While the deal will give Boston Scientific new products for the treatment of cancer and other disorders, it will add to the U.S. company’s debt. It also likely takes the company out of consideration as a takeover target itself, said Jefferies health-care strategist Jared Holz, who called it a “strange” move by the company.

Boston Scientific “has takeout speculation in shares and thus doing a deal will be a perceived negative as far as the stock is concerned,” Holz said in a note to clients. The shares fell as much as 11 percent, the biggest intraday drop since August 2015. They were down 6.1 percent to $33.15 at 9:56 a.m. in New York.

Boston Scientific, a maker of stents that hold open damaged blood vessels, will pay 840 pence in cash per share, a 37 percent premium over BTG’s Monday closing price, according to a statement. BTG surged as much as 35 percent, a record gain, reaching their highest level in almost four years in London trading.

BTG makes medical technology for physicians, such as cryoablation products to freeze and destroy diseased cells and radiotherapy that delivers radiation straight to tumors. The company also makes medicines and antidotes against snake venom for emergency care. BTG garnered $496 million in revenue in the first half of the year.

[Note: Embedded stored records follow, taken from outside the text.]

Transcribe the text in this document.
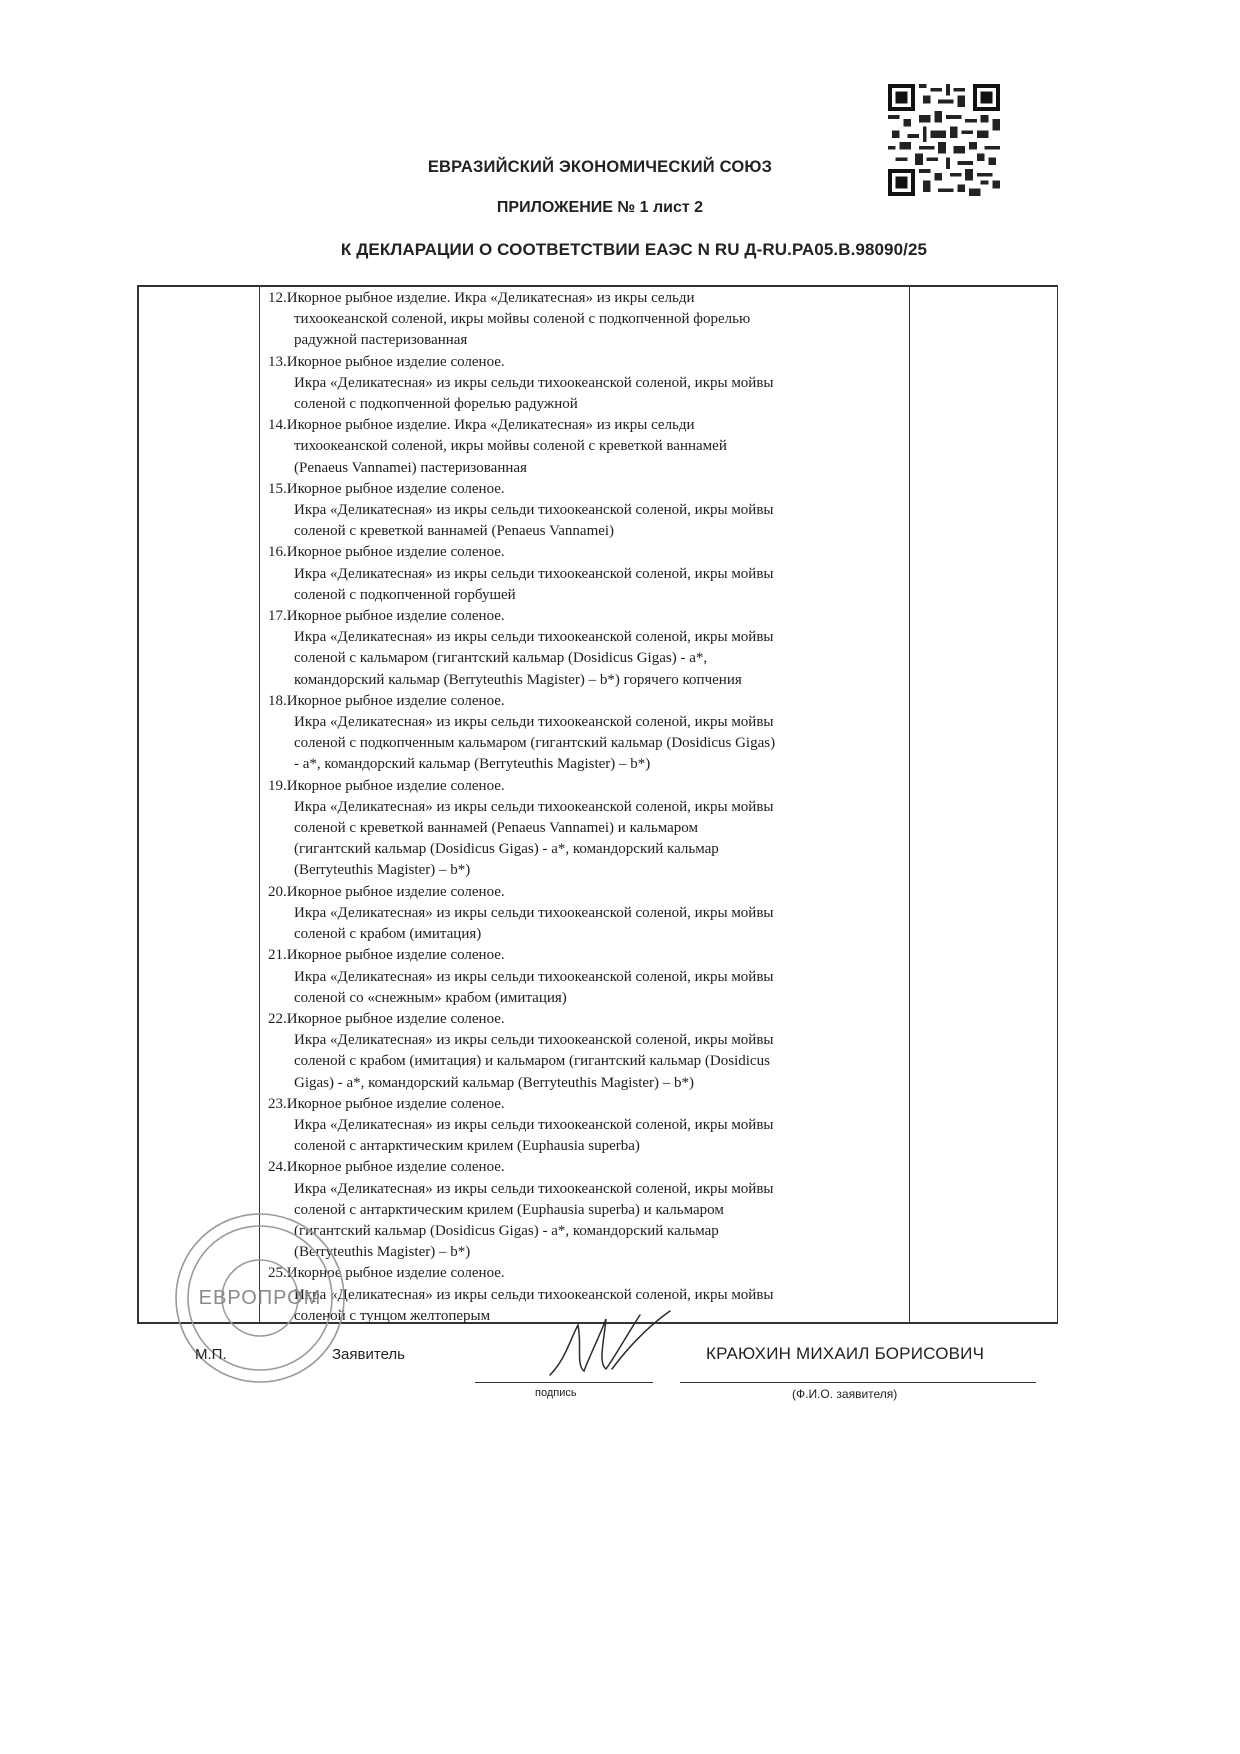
ЕВРАЗИЙСКИЙ ЭКОНОМИЧЕСКИЙ СОЮЗ
ПРИЛОЖЕНИЕ № 1 лист 2
К ДЕКЛАРАЦИИ О СООТВЕТСТВИИ ЕАЭС N RU Д-RU.РА05.В.98090/25
12.Икорное рыбное изделие. Икра «Деликатесная» из икры сельди
тихоокеанской соленой, икры мойвы соленой с подкопченной форелью
радужной пастеризованная
13.Икорное рыбное изделие соленое.
Икра «Деликатесная» из икры сельди тихоокеанской соленой, икры мойвы
соленой с подкопченной форелью радужной
14.Икорное рыбное изделие. Икра «Деликатесная» из икры сельди
тихоокеанской соленой, икры мойвы соленой с креветкой ваннамей
(Penaeus Vannamei) пастеризованная
15.Икорное рыбное изделие соленое.
Икра «Деликатесная» из икры сельди тихоокеанской соленой, икры мойвы
соленой с креветкой ваннамей (Penaeus Vannamei)
16.Икорное рыбное изделие соленое.
Икра «Деликатесная» из икры сельди тихоокеанской соленой, икры мойвы
соленой с подкопченной горбушей
17.Икорное рыбное изделие соленое.
Икра «Деликатесная» из икры сельди тихоокеанской соленой, икры мойвы
соленой с кальмаром (гигантский кальмар (Dosidicus Gigas) - а*,
командорский кальмар (Berryteuthis Magister) – b*) горячего копчения
18.Икорное рыбное изделие соленое.
Икра «Деликатесная» из икры сельди тихоокеанской соленой, икры мойвы
соленой с подкопченным кальмаром (гигантский кальмар (Dosidicus Gigas)
- а*, командорский кальмар (Berryteuthis Magister) – b*)
19.Икорное рыбное изделие соленое.
Икра «Деликатесная» из икры сельди тихоокеанской соленой, икры мойвы
соленой с креветкой ваннамей (Penaeus Vannamei) и кальмаром
(гигантский кальмар (Dosidicus Gigas) - а*, командорский кальмар
(Berryteuthis Magister) – b*)
20.Икорное рыбное изделие соленое.
Икра «Деликатесная» из икры сельди тихоокеанской соленой, икры мойвы
соленой с крабом (имитация)
21.Икорное рыбное изделие соленое.
Икра «Деликатесная» из икры сельди тихоокеанской соленой, икры мойвы
соленой со «снежным» крабом (имитация)
22.Икорное рыбное изделие соленое.
Икра «Деликатесная» из икры сельди тихоокеанской соленой, икры мойвы
соленой с крабом (имитация) и кальмаром (гигантский кальмар (Dosidicus
Gigas) - а*, командорский кальмар (Berryteuthis Magister) – b*)
23.Икорное рыбное изделие соленое.
Икра «Деликатесная» из икры сельди тихоокеанской соленой, икры мойвы
соленой с антарктическим крилем (Euphausia superba)
24.Икорное рыбное изделие соленое.
Икра «Деликатесная» из икры сельди тихоокеанской соленой, икры мойвы
соленой с антарктическим крилем (Euphausia superba) и кальмаром
(гигантский кальмар (Dosidicus Gigas) - а*, командорский кальмар
(Berryteuthis Magister) – b*)
25.Икорное рыбное изделие соленое.
Икра «Деликатесная» из икры сельди тихоокеанской соленой, икры мойвы
соленой с тунцом желтоперым
ЕВРОПРОМ
М.П.	Заявитель	КРАЮХИН МИХАИЛ БОРИСОВИЧ
подпись	(Ф.И.О. заявителя)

Boston Scientific Plunges After $4.2 Billion Medical Device Deal

The acquisition “will augment our capabilities in important areas of unmet need” such as cancer and harmful blood clots, Boston Scientific Chief Executive Officer Michael Mahoney said in the statement.

The transaction would be funded with a combination of cash on hand and borrowing. Boston Scientific said it would likely add two to three cents to its adjusted earnings per share next year and more thereafter. Investors with 33 percent of BTG’s outstanding shares have pledged to vote in favor of the deal, the company said.

The offer, which represents a 50 percent premium to BTG’s 90-day trading average, is a good value for shareholders who have “witnessed a turnaround in BTG and see it develop into an interventional medicine company with a focused approach and growing portfolio,” Adam Barker, an analyst with Shore Capital, said in an email.

The purchase is Boston Scientific’s biggest since 2005, when it acquired device maker Guidant for $25.2 billion, according to data compiled by Bloomberg. Earlier this month, BTG agreed to invest $20 million in Veran Medical Technologies Inc., with an option to buy the rest of the St. Louis, Missouri-based device maker.

London-based BTG traces its origins to the U.K.’s National Research Development Corp., which was set up in the 1940s to commercialize publicly funded research. It was privatized in 1992.